Standard magnetic ballasts are usually rather benign sources of additional harmonics themselves since the main harmonic distortion comes from the behavior of the arc. Figure 4.7 shows a measured fluorescent lamp current and harmonic spectrum. The current THD is a moderate 15 percent. As a comparison, electronic ballasts, which employ switch-mode power supplies, can produce double or triple the standard magnetic ballast harmonic output. Figure 4.8 shows a fluorescent lamp with an electronic ballast that has a current THD of 144.
Other electronic ballasts have been specifically designed to minimize harmonics and may actually produce less harmonic distortion than the normal magnetic ballast-lamp combination. Electronic ballasts typically produce current THDs in the range of between 10 and 32 percent.
A current THD greater than 32 percent is considered excessive according to ANSI C82.11-1993, High-Frequency Fluorescent Lamp Ballasts. Most electronic ballasts are equipped with passive filtering to reduce the input current harmonic distortion to less than 20 percent.
Since fluorescent lamps are a significant source of harmonics in commercial buildings, they are usually distributed among the phases in a nearly balanced manner. With a delta-connected supply transformer, this reduces the amount of triplen harmonic currents flowing onto the power supply system.

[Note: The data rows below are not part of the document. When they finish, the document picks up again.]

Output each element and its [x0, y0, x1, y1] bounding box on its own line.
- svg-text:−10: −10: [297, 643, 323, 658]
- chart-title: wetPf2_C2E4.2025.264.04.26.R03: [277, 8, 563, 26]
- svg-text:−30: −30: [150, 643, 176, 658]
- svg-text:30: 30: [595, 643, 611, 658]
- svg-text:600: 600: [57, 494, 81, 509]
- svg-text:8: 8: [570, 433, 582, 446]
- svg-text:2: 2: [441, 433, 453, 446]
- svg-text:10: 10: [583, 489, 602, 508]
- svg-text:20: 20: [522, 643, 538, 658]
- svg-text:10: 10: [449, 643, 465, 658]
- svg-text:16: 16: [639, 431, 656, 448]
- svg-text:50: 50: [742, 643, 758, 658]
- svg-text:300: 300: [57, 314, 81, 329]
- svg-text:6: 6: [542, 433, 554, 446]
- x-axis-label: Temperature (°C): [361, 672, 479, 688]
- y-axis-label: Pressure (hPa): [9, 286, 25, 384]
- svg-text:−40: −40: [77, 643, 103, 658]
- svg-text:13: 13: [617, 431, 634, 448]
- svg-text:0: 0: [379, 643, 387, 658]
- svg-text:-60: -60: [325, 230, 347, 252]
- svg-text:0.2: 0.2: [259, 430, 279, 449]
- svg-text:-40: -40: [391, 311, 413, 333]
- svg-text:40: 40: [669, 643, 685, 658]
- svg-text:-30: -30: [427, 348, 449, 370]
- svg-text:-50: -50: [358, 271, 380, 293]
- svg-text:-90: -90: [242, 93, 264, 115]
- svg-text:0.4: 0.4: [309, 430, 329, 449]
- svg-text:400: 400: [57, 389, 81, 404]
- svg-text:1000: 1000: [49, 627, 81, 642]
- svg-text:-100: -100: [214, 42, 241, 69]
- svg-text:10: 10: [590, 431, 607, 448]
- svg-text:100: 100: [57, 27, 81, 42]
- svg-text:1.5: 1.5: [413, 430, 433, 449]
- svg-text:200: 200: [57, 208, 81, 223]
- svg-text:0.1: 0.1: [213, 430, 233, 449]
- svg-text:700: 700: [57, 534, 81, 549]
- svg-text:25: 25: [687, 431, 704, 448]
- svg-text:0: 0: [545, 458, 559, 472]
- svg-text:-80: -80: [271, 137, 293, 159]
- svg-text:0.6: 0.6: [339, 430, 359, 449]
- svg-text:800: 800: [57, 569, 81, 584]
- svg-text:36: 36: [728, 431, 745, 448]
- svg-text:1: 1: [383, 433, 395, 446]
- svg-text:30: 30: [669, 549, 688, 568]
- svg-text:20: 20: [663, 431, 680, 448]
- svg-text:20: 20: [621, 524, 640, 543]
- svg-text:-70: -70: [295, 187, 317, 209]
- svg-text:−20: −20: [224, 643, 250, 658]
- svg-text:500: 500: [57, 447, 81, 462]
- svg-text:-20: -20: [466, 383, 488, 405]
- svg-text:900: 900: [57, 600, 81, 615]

3. Adjustable-speed drives for HVAC and elevators
Common applications of adjustable-speed drives (ASDs) in commercial loads can be found in elevator motors and in pumps and fans in HVAC systems. An ASD consists of an electronic power converter that converts ac voltage and frequency into variable voltage and frequency. The variable voltage and frequency allows the ASD to control motor speed to match the application requirement such as slowing a pump or fan. ASDs also find many applications in industrial loads.